New Delhi: India has adequate reserves and firepower to deal with the current volatility in rupee, Economic Affairs Secretary S C Garg said.

Stressing that the situation is better than 2013, he said basic source of rupee volatility is demand supply mismatch.

"If you expect oil prices to go up, then demand supply mismatch sharpens, it also affects the behaviour of some. If they expect rupee to depreciate, then FIIs tend to behave in a certain way, its all linked so it's not isolated. We are not even certain what kind of a storm it is or even it is a storm or whether it will turn out to be a storm," he said.
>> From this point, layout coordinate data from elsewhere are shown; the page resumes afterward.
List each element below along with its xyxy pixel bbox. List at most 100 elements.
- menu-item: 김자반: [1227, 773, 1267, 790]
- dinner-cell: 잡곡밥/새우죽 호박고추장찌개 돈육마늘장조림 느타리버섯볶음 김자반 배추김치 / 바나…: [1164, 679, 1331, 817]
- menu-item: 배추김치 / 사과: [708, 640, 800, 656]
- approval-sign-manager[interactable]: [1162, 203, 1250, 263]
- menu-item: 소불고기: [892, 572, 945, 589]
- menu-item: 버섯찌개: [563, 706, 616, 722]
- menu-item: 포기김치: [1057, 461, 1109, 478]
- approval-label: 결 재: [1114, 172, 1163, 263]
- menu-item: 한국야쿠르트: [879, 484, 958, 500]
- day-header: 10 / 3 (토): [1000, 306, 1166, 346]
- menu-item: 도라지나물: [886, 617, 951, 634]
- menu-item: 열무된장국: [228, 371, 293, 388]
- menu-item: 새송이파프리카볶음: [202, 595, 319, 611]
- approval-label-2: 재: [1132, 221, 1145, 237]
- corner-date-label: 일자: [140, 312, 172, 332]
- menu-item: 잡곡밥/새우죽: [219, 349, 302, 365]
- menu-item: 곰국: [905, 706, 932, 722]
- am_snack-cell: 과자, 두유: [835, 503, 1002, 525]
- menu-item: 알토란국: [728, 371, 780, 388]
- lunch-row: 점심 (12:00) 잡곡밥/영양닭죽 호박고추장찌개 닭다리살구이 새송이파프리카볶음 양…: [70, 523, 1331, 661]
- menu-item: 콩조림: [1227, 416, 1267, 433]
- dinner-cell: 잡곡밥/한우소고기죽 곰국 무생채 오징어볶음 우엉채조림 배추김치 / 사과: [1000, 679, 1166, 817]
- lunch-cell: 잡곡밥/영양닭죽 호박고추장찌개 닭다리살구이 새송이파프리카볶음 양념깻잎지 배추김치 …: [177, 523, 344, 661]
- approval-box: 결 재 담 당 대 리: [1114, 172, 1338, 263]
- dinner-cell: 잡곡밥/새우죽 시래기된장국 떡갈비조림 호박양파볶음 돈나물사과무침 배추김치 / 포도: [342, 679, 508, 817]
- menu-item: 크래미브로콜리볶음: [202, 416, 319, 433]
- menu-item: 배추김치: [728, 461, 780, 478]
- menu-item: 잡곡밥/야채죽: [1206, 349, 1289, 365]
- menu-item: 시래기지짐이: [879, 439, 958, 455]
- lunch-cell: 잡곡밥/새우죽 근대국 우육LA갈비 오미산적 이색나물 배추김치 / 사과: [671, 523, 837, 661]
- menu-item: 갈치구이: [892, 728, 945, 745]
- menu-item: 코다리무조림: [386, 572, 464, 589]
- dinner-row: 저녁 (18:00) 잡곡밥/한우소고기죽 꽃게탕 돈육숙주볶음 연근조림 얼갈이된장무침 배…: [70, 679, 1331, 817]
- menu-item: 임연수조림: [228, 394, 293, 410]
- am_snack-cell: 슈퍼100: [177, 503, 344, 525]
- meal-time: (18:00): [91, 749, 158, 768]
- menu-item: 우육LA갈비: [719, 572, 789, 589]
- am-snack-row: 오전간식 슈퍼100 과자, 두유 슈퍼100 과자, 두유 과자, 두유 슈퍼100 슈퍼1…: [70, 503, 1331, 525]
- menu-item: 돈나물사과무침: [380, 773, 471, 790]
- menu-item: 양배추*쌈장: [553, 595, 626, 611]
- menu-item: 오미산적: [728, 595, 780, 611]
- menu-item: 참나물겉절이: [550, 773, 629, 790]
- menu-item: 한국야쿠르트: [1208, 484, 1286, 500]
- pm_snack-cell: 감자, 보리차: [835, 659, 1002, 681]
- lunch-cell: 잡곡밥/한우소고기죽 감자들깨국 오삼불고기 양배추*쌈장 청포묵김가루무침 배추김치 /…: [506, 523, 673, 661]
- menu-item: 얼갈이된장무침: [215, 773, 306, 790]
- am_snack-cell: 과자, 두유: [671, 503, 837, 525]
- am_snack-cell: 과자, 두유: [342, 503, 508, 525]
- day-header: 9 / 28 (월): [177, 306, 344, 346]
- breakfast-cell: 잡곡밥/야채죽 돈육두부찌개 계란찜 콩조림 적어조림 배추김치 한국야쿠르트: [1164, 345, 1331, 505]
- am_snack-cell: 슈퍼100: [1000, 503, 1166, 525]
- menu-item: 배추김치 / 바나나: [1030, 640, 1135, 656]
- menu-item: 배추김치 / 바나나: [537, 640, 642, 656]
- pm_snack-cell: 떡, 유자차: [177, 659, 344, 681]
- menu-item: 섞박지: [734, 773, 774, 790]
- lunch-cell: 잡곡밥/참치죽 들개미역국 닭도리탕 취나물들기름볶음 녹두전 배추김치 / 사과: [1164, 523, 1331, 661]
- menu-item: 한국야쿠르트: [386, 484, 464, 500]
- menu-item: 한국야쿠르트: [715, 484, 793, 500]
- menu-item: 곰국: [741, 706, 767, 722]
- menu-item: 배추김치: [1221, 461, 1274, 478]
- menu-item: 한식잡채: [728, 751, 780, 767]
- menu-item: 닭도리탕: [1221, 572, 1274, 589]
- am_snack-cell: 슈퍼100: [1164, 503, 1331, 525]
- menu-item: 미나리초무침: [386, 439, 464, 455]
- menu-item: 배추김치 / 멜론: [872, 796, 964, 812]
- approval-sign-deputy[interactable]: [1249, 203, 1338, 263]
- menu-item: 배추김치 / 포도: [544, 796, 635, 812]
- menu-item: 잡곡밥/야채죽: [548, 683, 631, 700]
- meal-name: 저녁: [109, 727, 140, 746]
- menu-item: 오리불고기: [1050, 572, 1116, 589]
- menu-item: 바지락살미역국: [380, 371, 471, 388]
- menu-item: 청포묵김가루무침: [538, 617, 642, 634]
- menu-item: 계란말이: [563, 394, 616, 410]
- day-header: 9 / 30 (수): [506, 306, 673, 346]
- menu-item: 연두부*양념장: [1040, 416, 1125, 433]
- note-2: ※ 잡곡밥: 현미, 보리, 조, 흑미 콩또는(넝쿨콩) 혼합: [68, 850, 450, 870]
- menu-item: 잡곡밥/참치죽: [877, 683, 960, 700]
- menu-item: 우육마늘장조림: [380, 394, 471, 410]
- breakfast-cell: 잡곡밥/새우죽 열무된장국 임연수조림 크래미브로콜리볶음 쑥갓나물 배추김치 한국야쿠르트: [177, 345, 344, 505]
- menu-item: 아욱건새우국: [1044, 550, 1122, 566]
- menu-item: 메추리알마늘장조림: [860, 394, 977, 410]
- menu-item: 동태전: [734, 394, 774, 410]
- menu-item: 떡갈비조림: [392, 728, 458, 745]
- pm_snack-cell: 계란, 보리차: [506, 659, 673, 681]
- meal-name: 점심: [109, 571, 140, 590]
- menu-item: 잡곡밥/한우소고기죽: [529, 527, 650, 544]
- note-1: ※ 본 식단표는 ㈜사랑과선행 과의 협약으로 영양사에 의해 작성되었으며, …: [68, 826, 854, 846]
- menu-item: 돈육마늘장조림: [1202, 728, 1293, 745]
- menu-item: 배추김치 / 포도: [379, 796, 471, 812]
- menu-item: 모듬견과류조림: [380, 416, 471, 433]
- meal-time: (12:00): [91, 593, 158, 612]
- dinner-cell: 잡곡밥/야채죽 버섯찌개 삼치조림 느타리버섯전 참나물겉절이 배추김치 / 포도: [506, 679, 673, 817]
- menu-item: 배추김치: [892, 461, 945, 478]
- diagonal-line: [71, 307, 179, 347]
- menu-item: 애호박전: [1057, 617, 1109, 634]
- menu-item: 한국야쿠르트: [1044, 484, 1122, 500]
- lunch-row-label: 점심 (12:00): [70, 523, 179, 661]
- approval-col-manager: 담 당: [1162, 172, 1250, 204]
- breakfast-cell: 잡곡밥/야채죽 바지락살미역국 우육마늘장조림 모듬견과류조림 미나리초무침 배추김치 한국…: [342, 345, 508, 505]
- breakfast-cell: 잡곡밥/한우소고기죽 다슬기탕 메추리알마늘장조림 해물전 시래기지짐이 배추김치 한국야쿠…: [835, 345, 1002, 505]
"We have adequate reserves, there is adequate firepower. The option of raising this (FCNR-B) always remains. If we assess at some stage that capital inflows are likely to be less than current account and remittance deficit (then we can do it). This balance will get upset if trade deficit goes up by $20-25 billion and remittances are not going to expand that much.

"Export Services are also going to expand that much. This $20-25 billion gap can be handled. If we assess at any stage that we need to buttress or refurbish our reserves, the options are open," he said. Following rupee touching previous record low of 68.85, 2013, the then RBI governor Raghuram Rajan introduced Foreign Currency Non-Resident Bank (FCNR-B) deposits under which $32 billion came to India for three years. There is huge market demand for Indian offerings whether it is Foreign Currency Non-Resident Bank (FCNR-B), sovereign bonds or but the situation has not arisen, he said. The volatility is not so sharp, not so big like you have seen it in other currencies also, he added. On crude prices, he said fundamental supply demand imbalance was responsible for first spurt in oil prices.

"That was what was seen in first two and half months (of the fiscal year), when Russians and other OPEC countries decided to bring about certain increase in output, that volatility was addressed. Stability returned to the (oil) prices, prices have gone down to $70-72.

"Now the new factor of how these (Iran) sanctions will be implemented, if they succeed in implementing the sanctions, in the way they are saying, and Iranian crude does not come to the market, then again the demand mismatch emerges. That balance gets disturbed, and this is causing some concerns to operators, therefore there is some pressure on oil prices," he said.

Until this uncertainty is also played out one way or the other, this is not the certain thing, he added.